The end of a strong run for New Zealand's beef export trade is looming as the United States continues to ramp up production and as the market faces increased tariffs in Japan.
Japan, New Zealand's fourth biggest market for beef and its most lucrative - has raised its import tariff on frozen product to 50 per cent from 38.5 per cent until the end of March next year in response to import levels breaching pre-set levels.
Frozen beef accounts for about 70 per cent of New Zealand's beef exports to Japan.
"When you have those two issues together on the supply side, it can make it a bit more challenging for the market place, even with robust demand across most major markets," ANZ rural economist Con Williams said.
"I don't think the market is going to fall out of bed, but we will see moderation after the good run that we have had over the last three of four years," he said.
US beef farmers have been playing catch-up after production there took a hit in 2013 and 2014 in response to drought and poor profitability for cow-calf operators at that time.
AgriHQ said the outlook for beef prices is weakening in the US, the largest market for New Zealand beef, after a United States Department of Agriculture report showed cattle numbers at a nine-year high as farmers rebuilt their herds.
Rival exporter Australia, which has a free trade agreement with Japan, has increased supplies, and a rise in the New Zealand dollar is hurting margins, AgriHQ said.

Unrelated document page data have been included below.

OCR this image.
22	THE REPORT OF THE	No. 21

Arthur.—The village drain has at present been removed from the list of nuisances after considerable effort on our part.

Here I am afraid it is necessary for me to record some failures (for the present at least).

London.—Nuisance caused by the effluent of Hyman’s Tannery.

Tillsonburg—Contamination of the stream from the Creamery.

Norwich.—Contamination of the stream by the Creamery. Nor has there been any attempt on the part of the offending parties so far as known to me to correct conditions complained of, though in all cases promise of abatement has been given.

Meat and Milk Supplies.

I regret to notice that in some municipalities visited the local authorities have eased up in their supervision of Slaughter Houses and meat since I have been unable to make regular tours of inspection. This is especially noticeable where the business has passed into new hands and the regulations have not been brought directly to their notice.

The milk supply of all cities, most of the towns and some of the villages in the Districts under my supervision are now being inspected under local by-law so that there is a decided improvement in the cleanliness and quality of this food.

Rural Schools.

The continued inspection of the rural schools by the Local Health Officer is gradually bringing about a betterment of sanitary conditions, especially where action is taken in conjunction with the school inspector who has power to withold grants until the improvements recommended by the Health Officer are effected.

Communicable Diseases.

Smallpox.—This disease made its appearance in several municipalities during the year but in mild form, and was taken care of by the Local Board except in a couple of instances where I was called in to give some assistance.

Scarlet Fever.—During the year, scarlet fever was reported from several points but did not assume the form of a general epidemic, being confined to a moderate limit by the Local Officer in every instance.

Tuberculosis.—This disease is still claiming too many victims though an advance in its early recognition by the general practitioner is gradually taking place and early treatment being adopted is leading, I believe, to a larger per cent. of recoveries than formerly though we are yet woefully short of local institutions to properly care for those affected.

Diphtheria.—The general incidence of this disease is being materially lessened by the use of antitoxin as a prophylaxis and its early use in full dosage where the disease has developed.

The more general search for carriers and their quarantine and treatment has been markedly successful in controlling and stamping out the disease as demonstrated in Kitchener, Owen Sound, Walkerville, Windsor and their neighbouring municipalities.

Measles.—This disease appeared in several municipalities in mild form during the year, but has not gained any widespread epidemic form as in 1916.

"Sentiment in the US towards imported beef has turned negative, largely on the belief that US domestic prices will weaken in the next few months," AgriHQ analyst Reece Brick said in a report.
"Importers are very reluctant to buy on the current market, with exporters reporting very limited interest over the past fortnight," he said.
This view is predominantly driven by weaker beef futures as well as production forecasts which paint a picture of increased supplies through the back-end of this year, Brick said.
The price for standard grade 95CL imported bull beef dropped to US$2.27 a pound this month, from US$2.38/pound last month, according to AgriHQ data.
The price for imported 90CL cow meat slipped to US$2.18/pound from US$2.20/pound. Still, prices remain above year-earlier levels with 95CL last year at US$2.25/pound and 90CL at US$2.10/pound.
AgriHQ's Brick said the rising value of the kiwi dollar was "an extra thorn" in the side of exporters, with the local currency recently hitting its highest value against the US dollar since May 2015.
In Japan, beef imports in the year to June at the highest level for the country since 2003, Brick said.
This means New Zealand exporters will be forced to find alternate markets to divert product into, he said.
ASB Bank senior rural economist Nathan Penny said the Japanese tariff change was likely to put a spanner in the works for local beef prices.
The average beef export price in the Japan market for the September 2016 year was almost 20 percent higher than the next-best market, and around 45 percent higher than prices in the US, he said.
Australian beef is exempt from the tariff hike on the back of its trade agreement with Japan, so New Zealand and the US will bear most of the brunt of the increase, Penny said.
In Australia, the national beef kill is continuing back towards its five-year average at a steady pace as the country rebuilds its herds following droughts.